Windows Command Line

Windows command line is an interface that enables the user to run specific commands directly to the system. Those commands can be very specific whilst providing more in-depth functionality compared to the GUI(Graphical User Interface). You can access Windows Command Line by typing "cmd" in windows' search bar.

-General command line functionalities-

Help/Assistance

-h or help or /?

 

-Change Directory CD: command line-

As you can see from above, the MS DOS command CD displays the name of or changes the current directory. So if you wanted to change from the default user profile directory to the Windows System32 directory to delete a virus file, you would type in the following to navigate to that directory:

cd c:\window\system32 and press Enter

Now that you are in that directory, you may want to view all of the files and directories first, so you can type in the command DIR and press Enter.

Dir

You’ll now get a giant list of all of the files and folders in that directory. You can type in DIR /? and see what parameters you can pass to it.

DEL delete a file

To delete a file, we can simply type in DEL filename and that will delete the file. When you use the command this way, it won’t prompt you to confirm before deleting the file, so make sure you have typed in the correct file name.

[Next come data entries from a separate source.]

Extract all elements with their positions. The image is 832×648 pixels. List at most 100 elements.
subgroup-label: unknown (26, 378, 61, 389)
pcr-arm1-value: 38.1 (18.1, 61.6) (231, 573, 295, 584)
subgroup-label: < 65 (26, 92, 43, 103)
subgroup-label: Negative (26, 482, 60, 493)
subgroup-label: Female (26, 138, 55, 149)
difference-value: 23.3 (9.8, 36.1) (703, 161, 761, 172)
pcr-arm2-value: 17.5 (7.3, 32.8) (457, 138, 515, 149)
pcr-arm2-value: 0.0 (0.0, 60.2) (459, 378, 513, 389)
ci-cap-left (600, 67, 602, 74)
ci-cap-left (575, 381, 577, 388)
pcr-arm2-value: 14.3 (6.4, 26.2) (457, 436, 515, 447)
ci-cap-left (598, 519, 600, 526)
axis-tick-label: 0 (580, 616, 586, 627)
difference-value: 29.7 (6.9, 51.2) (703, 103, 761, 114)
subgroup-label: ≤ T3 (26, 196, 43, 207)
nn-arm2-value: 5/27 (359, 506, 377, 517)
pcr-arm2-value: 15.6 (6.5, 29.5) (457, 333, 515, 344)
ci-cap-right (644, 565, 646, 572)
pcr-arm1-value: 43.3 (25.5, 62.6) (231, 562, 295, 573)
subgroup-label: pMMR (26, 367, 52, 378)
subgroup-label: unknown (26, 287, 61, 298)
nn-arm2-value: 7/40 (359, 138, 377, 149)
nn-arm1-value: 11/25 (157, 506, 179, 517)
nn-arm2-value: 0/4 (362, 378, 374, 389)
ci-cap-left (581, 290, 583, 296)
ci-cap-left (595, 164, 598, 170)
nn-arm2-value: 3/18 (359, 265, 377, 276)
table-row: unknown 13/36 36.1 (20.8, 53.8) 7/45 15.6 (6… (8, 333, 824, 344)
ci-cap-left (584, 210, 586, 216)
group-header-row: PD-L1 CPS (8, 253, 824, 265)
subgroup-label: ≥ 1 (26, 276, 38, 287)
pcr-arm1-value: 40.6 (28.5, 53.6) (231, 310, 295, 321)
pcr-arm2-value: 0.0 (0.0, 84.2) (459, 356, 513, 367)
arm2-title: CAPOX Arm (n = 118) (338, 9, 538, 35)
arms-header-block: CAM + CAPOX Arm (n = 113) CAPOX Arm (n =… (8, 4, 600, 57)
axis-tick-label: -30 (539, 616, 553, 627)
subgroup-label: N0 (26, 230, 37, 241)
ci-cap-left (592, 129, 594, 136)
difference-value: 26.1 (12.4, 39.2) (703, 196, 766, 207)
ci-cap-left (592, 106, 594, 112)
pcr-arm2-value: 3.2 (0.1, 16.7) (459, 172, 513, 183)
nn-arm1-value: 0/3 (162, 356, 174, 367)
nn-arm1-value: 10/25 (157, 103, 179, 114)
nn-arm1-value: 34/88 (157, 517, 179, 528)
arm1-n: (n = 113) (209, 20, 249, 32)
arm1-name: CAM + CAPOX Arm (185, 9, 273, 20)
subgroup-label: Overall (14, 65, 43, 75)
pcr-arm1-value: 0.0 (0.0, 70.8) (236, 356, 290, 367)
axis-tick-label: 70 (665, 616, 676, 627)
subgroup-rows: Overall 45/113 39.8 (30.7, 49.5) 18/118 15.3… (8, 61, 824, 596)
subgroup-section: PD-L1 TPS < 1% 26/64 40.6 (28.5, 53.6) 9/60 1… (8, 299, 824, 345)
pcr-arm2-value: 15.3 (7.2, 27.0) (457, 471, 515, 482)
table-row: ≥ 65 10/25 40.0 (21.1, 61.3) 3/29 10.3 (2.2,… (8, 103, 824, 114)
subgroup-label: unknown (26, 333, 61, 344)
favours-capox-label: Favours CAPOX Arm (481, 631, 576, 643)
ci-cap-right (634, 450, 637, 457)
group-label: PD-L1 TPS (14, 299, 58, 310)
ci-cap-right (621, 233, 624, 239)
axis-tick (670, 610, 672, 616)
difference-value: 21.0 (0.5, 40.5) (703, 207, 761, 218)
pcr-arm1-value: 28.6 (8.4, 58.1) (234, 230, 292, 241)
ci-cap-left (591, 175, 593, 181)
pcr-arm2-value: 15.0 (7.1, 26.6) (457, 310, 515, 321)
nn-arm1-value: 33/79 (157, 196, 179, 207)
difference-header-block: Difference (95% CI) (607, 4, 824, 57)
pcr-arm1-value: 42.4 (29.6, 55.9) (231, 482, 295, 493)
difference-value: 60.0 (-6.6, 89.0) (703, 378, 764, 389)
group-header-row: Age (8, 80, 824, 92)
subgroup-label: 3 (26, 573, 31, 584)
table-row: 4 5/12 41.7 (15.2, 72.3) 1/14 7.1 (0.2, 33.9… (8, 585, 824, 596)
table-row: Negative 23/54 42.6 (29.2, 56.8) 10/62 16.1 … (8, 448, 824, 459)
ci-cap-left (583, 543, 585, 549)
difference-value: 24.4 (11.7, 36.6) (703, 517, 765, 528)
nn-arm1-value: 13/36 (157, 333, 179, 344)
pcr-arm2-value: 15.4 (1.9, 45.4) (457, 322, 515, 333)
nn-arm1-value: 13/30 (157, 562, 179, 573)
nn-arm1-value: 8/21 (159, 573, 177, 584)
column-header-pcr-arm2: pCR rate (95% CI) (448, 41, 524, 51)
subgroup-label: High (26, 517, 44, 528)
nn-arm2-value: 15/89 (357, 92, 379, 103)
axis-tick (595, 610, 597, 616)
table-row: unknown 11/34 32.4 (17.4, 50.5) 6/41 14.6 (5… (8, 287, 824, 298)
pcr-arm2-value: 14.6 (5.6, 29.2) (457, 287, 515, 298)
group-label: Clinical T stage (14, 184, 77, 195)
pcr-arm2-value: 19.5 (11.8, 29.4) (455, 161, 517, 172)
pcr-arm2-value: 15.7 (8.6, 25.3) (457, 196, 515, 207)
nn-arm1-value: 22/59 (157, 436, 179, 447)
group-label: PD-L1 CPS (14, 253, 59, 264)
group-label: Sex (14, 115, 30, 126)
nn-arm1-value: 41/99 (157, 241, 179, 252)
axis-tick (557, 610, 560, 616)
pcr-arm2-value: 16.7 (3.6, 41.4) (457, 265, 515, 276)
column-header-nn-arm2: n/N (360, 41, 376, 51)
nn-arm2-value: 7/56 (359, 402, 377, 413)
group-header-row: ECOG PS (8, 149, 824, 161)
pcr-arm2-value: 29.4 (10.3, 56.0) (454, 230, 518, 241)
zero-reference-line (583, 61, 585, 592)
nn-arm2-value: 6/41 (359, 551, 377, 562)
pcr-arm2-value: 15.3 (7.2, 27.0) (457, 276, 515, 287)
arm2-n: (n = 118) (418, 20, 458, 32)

Also, you have to enter the file name with the extension, so it would be DEL Test.txt to delete that file. Also, if you need to delete a file that has spaces in the name, you have to use quotes like DEL “This is a test.txt”.

MKDIR and RMDIR

If you need to create or delete folders, you would use the MKDIR and RMDIR commands. It’s worth noting that if you try to delete a non-empty directory, you will get an error message.

However, if you are sure you want to delete the directory and everything inside, you can use the RMDIR /S folder name command.

DISKPART

Again, when you end up with hard drive problems, this command can prove to be very useful. DISKPART lets you administer the hard disks installed on your computer.

You can do things like set a partition to be the active partition, assign a drive letter to a partition, shrink a disk, take a disk offline or online, etc.

 

 

SFC

System File Checker is really useful because it scans all protected system files and replaces incorrect versions with correct file versions.

There will be a lot of times when certain system files in Windows have become corrupt and system file checker will fix them for you easily.

You just run sfc /scannow and it will perform a scan and fix any issues. It does take quite a bit of time, but worth it if you’re having any kind of corruption issues.

 

A couple of other very useful commands that you might have to end up using are listed below:

chkdsk – Verifies a hard disk or a floppy disk for file system integrity.

copy – Copies files from one location to another. The destination defaults to the current directory. If there are multiple source files, the destination must be a directory or else you will get an error.

fc – Compares two files or sets of files and displays the differences between them.

fdisk – Manipulates hard disk partition tables. When run from the command line, it displays a menu of various partitioning operations.

format – Delete all the files on the disk and reformat it for MS-DOS. Use mostly for formatting floppy disks or other removable disks.

scandisk – Disk diagnostic utility that is a replacement for the CHKDSK utility.

 

systeminfo – The command to retrieve extensive information about your system, including Windows serial number, computer model, and available RAM.

 

driverquery – For a list of all drivers installed on your system, driverquery is the quickest solution.

-NETSTAT-

Netstat (network statistics) is a command-line network utility tool that displays network connections. Depending on how the command is written, it can provide various information about the current network status. 

< netstat -h > Typing this command will provide information about all available switches that can be used with the command to access specific information.

< netstat -b  > Using this switch we can observe extended information about the current connections such as the executable involved with the connection. In order to run this command you will need administrative privileges. 

< netstat -ano > Using this switch(-a/-n/-o) we can observe an overall collection of information about the current connections. You can use these information to check the connections that are "ESTABLISHED" under the "State" column and grab their PID (Process ID). You can then check those PIDs using the Task Manager to identify the process name that keeps an established connection. Following that, you can right click on the process and click "Search Online" for more information. DO NOT END any Microsoft associated processes and services. With some research you might be able to find connections that are not "expected" and might be malicious.

*If you are not able to view the "PID" column in Task Manager, right click on any other column name and then check the box next to "PID".

netstat-h.PNG

-PING-

By using the command <ping {+IP}> you can check if the inputted IP can communicate over the network with your machine.